In late 2020, Congress passed the No Surprises Act to protect patients from surprise billing. The legislation, which takes effect next year, will require providers to revamp several revenue cycle processes. 

In a Feb. 25 webinar, sponsored by Xtend Healthcare and hosted by Becker's Hospital Review, two industry experts discussed the regulatory requirements outlined in the law and how physicians and hospitals can start preparing for new billing and payment processes.

The presenters were:

  • Linda Corley, vice president of compliance and quality assurance, Xtend Healthcare
  • Mike Morris, president and CEO, Xtend Healthcare

Five key takeaways from the webinar:

1. The federal law prohibits arbiters from considering government insurance rates. During the independent dispute resolution process, also known as arbitration, the entity overseeing the dispute is prohibited from considering the payment rate from government insurance plans like Medicare, Medicaid and Tricare, which are typically lower than commercial plan reimbursement rates. This is a small win for providers because it may mean higher reimbursement, Ms. Corley said.

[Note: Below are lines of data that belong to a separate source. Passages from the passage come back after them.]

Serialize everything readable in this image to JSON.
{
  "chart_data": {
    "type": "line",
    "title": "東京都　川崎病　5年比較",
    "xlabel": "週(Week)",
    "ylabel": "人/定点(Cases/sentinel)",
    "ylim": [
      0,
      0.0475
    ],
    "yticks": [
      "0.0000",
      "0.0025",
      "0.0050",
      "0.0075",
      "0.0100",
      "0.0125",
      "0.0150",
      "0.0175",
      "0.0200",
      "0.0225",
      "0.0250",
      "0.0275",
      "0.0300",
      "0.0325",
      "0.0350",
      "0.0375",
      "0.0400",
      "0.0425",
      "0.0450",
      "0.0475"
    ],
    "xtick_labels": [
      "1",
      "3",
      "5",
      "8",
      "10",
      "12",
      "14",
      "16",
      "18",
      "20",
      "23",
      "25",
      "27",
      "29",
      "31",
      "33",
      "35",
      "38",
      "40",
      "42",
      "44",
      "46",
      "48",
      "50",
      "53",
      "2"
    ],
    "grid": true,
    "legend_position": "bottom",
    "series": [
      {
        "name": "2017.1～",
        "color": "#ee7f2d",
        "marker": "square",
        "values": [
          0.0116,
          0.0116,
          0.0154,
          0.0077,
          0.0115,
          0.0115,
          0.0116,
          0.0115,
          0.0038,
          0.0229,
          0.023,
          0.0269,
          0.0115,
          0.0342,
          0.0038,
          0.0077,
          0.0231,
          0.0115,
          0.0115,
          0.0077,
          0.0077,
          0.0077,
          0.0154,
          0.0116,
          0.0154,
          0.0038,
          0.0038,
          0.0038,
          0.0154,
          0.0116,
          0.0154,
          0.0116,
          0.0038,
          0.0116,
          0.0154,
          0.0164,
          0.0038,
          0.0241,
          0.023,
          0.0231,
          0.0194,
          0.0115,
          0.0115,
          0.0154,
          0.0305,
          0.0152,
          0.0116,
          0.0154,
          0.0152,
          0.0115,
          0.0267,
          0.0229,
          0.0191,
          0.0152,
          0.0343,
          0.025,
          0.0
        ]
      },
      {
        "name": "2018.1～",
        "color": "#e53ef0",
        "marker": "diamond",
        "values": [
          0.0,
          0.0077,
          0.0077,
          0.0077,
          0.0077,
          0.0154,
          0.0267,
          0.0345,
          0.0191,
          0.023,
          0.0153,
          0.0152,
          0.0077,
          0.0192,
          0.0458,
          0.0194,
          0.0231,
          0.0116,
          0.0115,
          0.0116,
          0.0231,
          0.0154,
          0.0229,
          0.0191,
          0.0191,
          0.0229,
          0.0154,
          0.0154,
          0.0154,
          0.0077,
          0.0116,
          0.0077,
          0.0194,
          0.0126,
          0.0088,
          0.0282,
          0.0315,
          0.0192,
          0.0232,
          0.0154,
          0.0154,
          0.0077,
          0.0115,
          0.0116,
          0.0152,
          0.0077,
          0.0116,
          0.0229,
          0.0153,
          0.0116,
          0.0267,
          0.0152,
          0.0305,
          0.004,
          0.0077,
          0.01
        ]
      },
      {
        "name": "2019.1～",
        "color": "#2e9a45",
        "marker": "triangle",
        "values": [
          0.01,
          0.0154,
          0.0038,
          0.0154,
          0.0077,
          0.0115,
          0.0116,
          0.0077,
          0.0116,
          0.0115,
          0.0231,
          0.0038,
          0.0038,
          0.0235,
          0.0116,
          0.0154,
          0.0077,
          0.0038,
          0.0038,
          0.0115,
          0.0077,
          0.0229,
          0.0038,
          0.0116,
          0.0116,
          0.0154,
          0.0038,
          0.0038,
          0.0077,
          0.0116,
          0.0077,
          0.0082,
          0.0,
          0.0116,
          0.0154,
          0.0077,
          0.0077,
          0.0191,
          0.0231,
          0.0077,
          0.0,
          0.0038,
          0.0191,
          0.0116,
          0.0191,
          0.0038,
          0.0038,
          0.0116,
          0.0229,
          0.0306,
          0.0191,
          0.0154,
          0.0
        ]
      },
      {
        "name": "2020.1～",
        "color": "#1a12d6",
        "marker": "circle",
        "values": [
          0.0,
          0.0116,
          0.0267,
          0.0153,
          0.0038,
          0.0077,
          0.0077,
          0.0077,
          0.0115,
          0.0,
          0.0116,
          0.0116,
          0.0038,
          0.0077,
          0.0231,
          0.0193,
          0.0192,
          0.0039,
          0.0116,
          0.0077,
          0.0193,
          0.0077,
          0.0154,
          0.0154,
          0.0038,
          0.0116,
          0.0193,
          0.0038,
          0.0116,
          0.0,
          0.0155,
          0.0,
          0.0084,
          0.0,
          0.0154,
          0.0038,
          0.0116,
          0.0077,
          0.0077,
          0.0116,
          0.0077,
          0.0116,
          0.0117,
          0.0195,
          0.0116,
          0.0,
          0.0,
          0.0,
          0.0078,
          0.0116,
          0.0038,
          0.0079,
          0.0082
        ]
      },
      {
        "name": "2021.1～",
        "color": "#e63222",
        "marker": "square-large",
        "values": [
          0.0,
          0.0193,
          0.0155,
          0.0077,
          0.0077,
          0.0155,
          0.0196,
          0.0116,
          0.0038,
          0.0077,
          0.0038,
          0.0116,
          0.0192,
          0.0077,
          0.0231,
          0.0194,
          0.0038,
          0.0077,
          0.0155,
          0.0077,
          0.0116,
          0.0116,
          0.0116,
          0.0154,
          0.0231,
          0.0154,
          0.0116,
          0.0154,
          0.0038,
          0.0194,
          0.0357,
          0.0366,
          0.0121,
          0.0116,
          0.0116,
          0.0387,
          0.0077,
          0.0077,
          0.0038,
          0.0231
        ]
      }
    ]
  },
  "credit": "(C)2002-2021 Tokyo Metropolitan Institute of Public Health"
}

2. In states with balance-billing laws, the federal law defers to state rules on payment amounts. Currently, 17 states have laws providing comprehensive balance- billing protections, and 13 have partial surprise-billing protections, Ms. Corley said. For states with laws already in place, the federal regulation defers to the state rules on establishing payment amounts, even if the state has a payment standard.  

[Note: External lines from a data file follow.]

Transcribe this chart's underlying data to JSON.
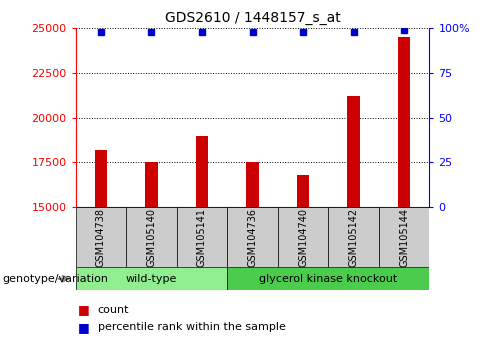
{
  "title": "GDS2610 / 1448157_s_at",
  "samples": [
    "GSM104738",
    "GSM105140",
    "GSM105141",
    "GSM104736",
    "GSM104740",
    "GSM105142",
    "GSM105144"
  ],
  "counts": [
    18200,
    17500,
    19000,
    17550,
    16800,
    21200,
    24500
  ],
  "percentiles": [
    98,
    98,
    98,
    98,
    98,
    98,
    99
  ],
  "groups": [
    {
      "label": "wild-type",
      "start": 0,
      "end": 3,
      "color": "#90EE90"
    },
    {
      "label": "glycerol kinase knockout",
      "start": 3,
      "end": 7,
      "color": "#4CCC4C"
    }
  ],
  "bar_color": "#CC0000",
  "percentile_color": "#0000CC",
  "ylim_left": [
    15000,
    25000
  ],
  "ylim_right": [
    0,
    100
  ],
  "yticks_left": [
    15000,
    17500,
    20000,
    22500,
    25000
  ],
  "yticks_right": [
    0,
    25,
    50,
    75,
    100
  ],
  "grid_values": [
    17500,
    20000,
    22500,
    25000
  ],
  "bar_width": 0.25,
  "legend_count_label": "count",
  "legend_pct_label": "percentile rank within the sample",
  "genotype_label": "genotype/variation",
  "bg_sample_color": "#CCCCCC",
  "title_fontsize": 10,
  "tick_fontsize": 8,
  "label_fontsize": 8,
  "sample_fontsize": 7,
  "group_fontsize": 8
}
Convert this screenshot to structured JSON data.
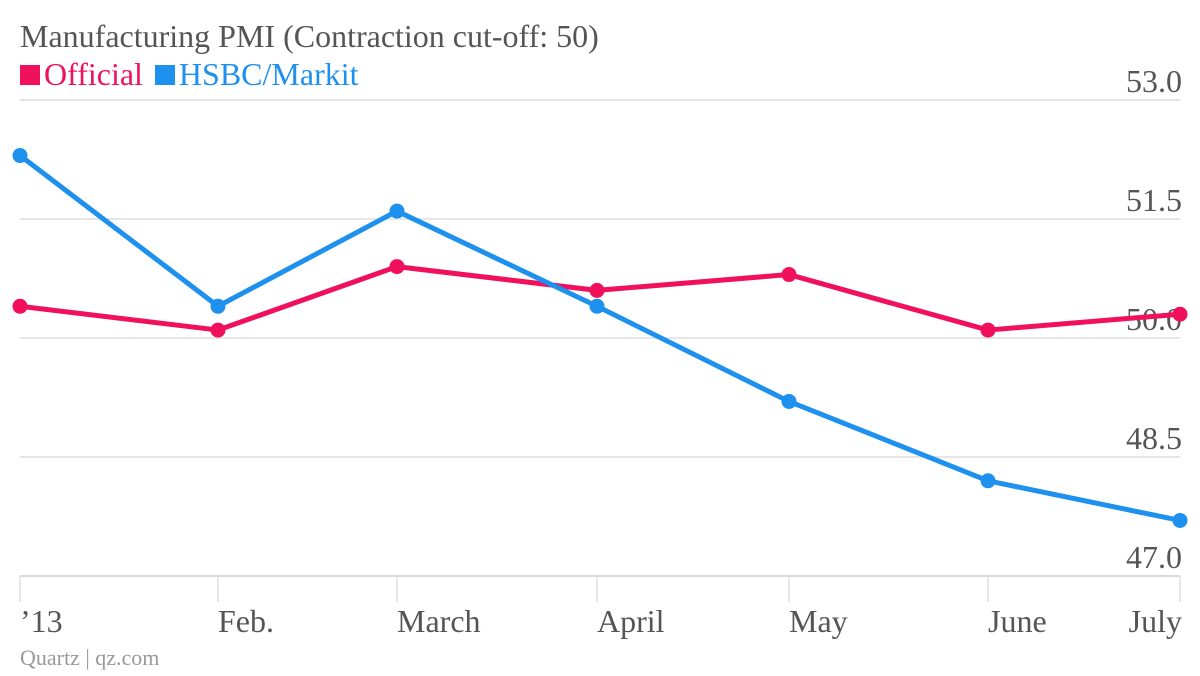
{
  "chart_data": {
    "type": "line",
    "title": "Manufacturing PMI (Contraction cut-off: 50)",
    "categories": [
      "’13",
      "Feb.",
      "March",
      "April",
      "May",
      "June",
      "July"
    ],
    "x": [
      1,
      2,
      3,
      4,
      5,
      6,
      7
    ],
    "series": [
      {
        "name": "Official",
        "color": "#f0105b",
        "values": [
          50.4,
          50.1,
          50.9,
          50.6,
          50.8,
          50.1,
          50.3
        ]
      },
      {
        "name": "HSBC/Markit",
        "color": "#1e90ee",
        "values": [
          52.3,
          50.4,
          51.6,
          50.4,
          49.2,
          48.2,
          47.7
        ]
      }
    ],
    "y_ticks": [
      "53.0",
      "51.5",
      "50.0",
      "48.5",
      "47.0"
    ],
    "ylim": [
      47.0,
      53.0
    ],
    "grid": true,
    "legend": "top-left",
    "source": "Quartz | qz.com"
  }
}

3. Consent waivers have many parameters. The legislation allows certain out-of-network providers to seek written consent from patients that will allow them to balance bill. However, this is banned in certain specialties, including anesthesiology, radiology and neonatology. It is also prohibited for services provided by assistant surgeons, hospitalists and intensivists, and HHS said it may add additional services to this list, Ms. Corley said. 

4. The party that loses the arbitration decision must pay the fees. The losing party in arbitration is responsible for all fees associated with the independent dispute resolution process. "I think Congress felt this would be an incentive against seeking arbitration for weaker cases," Ms. Corley said. 

5. Expect more guidance and clarification from HHS in the coming months. The No Surprises Act was included in an omnibus spending bill in the last session of Congress before a recess, Mr. Morris said. As a result, this means that there are many details still to come, including how providers should calculate a qualifying payment amount to be used in the dispute resolution process and how independent dispute resolution entities will be certified. "Ultimately, expect a lot of changes and clarifications to come down the pike to help better craft what this legislation will mean for us as an industry," Mr. Morris said.